A man walks into a bar and says, “Give me six double vodkas.” Pouring the shots, the bartender comments, “Wow, you must have had one hell of a day.”

“Yeah, I just found out my oldest son is gay.”

The next day, the same guy comes into the bar and asks for six more double vodkas.

When the bartender asks what’s wrong, the man says, “I just found out that my youngest son is gay, too!”

On the third day, the guy comes into the bar and orders another six double vodkas.

The bartender says, “Jesus! Doesn’t anybody in your family like women!?”

The man downs the first drink and shakes his head, “Yeah, my wife!”

Three logicians walk into a bar. The bartender asks, "Do all of you want a drink?"

The first logician says, "I don't know." The second logician says, "I don't know." The third logician says, "Yes!"

eBay is useless

I tried to look up lighters and all they had was 42,810 matches.

A scrawny, skinny lumberjack asks a local lumber company if they're hiring

"Sure, but we ain't taking you. You're a skinny little shit and this is work for a big man."

Outraged, the skinny lumberjack rips the hatchet right off the bigger lumberjack's belt, walks over to a redwood tree, and knocks it down with one swing.

"Ok, then, you're hired. Just tell me this: where on earth did you learn a skill like that?"

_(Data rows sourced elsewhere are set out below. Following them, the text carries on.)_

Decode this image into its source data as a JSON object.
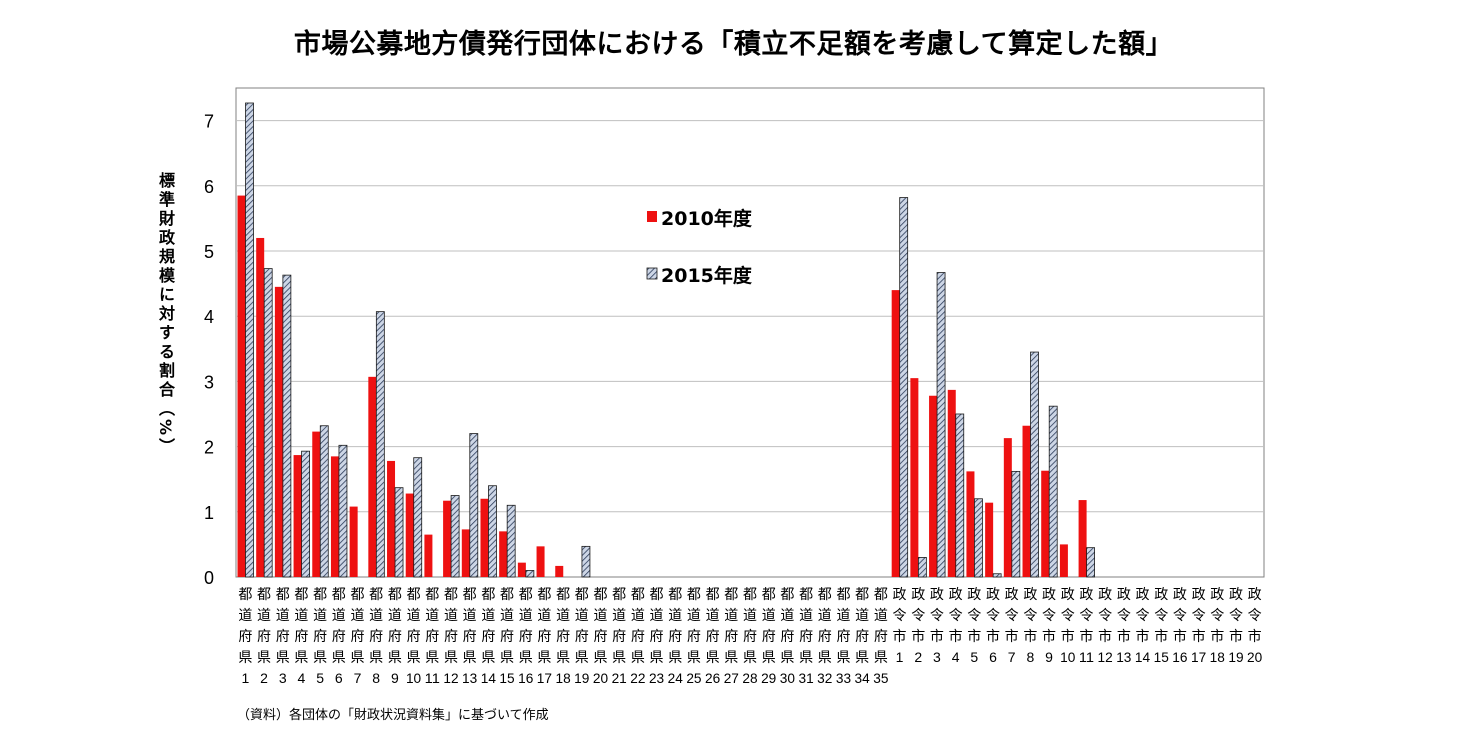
{
  "title": "市場公募地方債発行団体における「積立不足額を考慮して算定した額」",
  "source_note": "（資料）各団体の「財政状況資料集」に基づいて作成",
  "colors": {
    "series_2010": "#ee1111",
    "series_2015_fill": "#cdd6e6",
    "series_2015_hatch": "#2a3a58",
    "grid": "#bfbfbf",
    "axis": "#808080"
  },
  "chart_data": {
    "type": "bar",
    "ylabel": "標準財政規模に対する割合（%）",
    "xlabel": "",
    "ylim": [
      0,
      7.5
    ],
    "yticks": [
      0,
      1,
      2,
      3,
      4,
      5,
      6,
      7
    ],
    "grid": true,
    "legend_position": "center-upper",
    "categories": [
      "都道府県1",
      "都道府県2",
      "都道府県3",
      "都道府県4",
      "都道府県5",
      "都道府県6",
      "都道府県7",
      "都道府県8",
      "都道府県9",
      "都道府県10",
      "都道府県11",
      "都道府県12",
      "都道府県13",
      "都道府県14",
      "都道府県15",
      "都道府県16",
      "都道府県17",
      "都道府県18",
      "都道府県19",
      "都道府県20",
      "都道府県21",
      "都道府県22",
      "都道府県23",
      "都道府県24",
      "都道府県25",
      "都道府県26",
      "都道府県27",
      "都道府県28",
      "都道府県29",
      "都道府県30",
      "都道府県31",
      "都道府県32",
      "都道府県33",
      "都道府県34",
      "都道府県35",
      "政令市1",
      "政令市2",
      "政令市3",
      "政令市4",
      "政令市5",
      "政令市6",
      "政令市7",
      "政令市8",
      "政令市9",
      "政令市10",
      "政令市11",
      "政令市12",
      "政令市13",
      "政令市14",
      "政令市15",
      "政令市16",
      "政令市17",
      "政令市18",
      "政令市19",
      "政令市20"
    ],
    "tick_label_rows": {
      "prefix_pref": [
        "都",
        "道",
        "府",
        "県"
      ],
      "prefix_city": [
        "政",
        "令",
        "市"
      ],
      "numbers": [
        "1",
        "2",
        "3",
        "4",
        "5",
        "6",
        "7",
        "8",
        "9",
        "10",
        "11",
        "12",
        "13",
        "14",
        "15",
        "16",
        "17",
        "18",
        "19",
        "20",
        "21",
        "22",
        "23",
        "24",
        "25",
        "26",
        "27",
        "28",
        "29",
        "30",
        "31",
        "32",
        "33",
        "34",
        "35",
        "1",
        "2",
        "3",
        "4",
        "5",
        "6",
        "7",
        "8",
        "9",
        "10",
        "11",
        "12",
        "13",
        "14",
        "15",
        "16",
        "17",
        "18",
        "19",
        "20"
      ]
    },
    "series": [
      {
        "name": "2010年度",
        "values": [
          5.85,
          5.2,
          4.45,
          1.87,
          2.23,
          1.85,
          1.08,
          3.07,
          1.78,
          1.28,
          0.65,
          1.17,
          0.73,
          1.2,
          0.7,
          0.22,
          0.47,
          0.17,
          0,
          0,
          0,
          0,
          0,
          0,
          0,
          0,
          0,
          0,
          0,
          0,
          0,
          0,
          0,
          0,
          0,
          4.4,
          3.05,
          2.78,
          2.87,
          1.62,
          1.14,
          2.13,
          2.32,
          1.63,
          0.5,
          1.18,
          0,
          0,
          0,
          0,
          0,
          0,
          0,
          0,
          0
        ]
      },
      {
        "name": "2015年度",
        "values": [
          7.27,
          4.73,
          4.63,
          1.93,
          2.32,
          2.02,
          0,
          4.07,
          1.37,
          1.83,
          0,
          1.25,
          2.2,
          1.4,
          1.1,
          0.1,
          0,
          0,
          0.47,
          0,
          0,
          0,
          0,
          0,
          0,
          0,
          0,
          0,
          0,
          0,
          0,
          0,
          0,
          0,
          0,
          5.82,
          0.3,
          4.67,
          2.5,
          1.2,
          0.05,
          1.62,
          3.45,
          2.62,
          0,
          0.45,
          0,
          0,
          0,
          0,
          0,
          0,
          0,
          0,
          0
        ]
      }
    ]
  }
}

"the sahara forest" the scrawny lumberjack replies.

"you mean sahara desert?"

"sure, if that's what they call it now."

CAN THE ADMINS OF THIS GROUP DO A BETTER JOB OF MONITORING WHO IS ALLOWED IN HERE PLEASE?!

WE HAVE A NEW MEMBER, AN ELDERLY MAN. HE'S BEEN PRIVATELY MESSAGING MEMBERS, SENDING THEM NAKED PICTURES OF HIMSELF IN NASTY POSES ALONG WITH CLOSE UPS OF HIS JUNK. HE IS OFFERING UP AN IPHONE X IN EXCHANGE FOR SEXUAL FAVORS. I AM ESPECIALLY BOTHERED BECAUSE IT TURNED OUT TO BE AN IPHONE 8 AND OBVIOUSLY SOMETHING'S WRONG WITH IT. IT'S SUPER SLOW AND THE CAPS LOCK IS STUCK ON.

Goriilla in heat

A small zoo in Alabama acquires a rare gorilla, who quickly becomes agitated. The zookeeper determines that the female ape is in heat, but there are no male apes available for mating.

The zookeeper approaches a janitor with a proposition. "Would you be willing to have sex with this gorilla for $500?" he asks.

The janitor accepts the offer, but only on three conditions: "First, I don't want to have to kiss her. And second, you can never tell anyone about this." The zookeeper agrees to the conditions and asks about the third.

"Well," says the janitor, "I'm gonna need about a week to come up with the $500."

"How much to buy a singing ensemble?"

PRODUCER: You mean a choir?

"Fine, how much to acquire a singing ensemble?"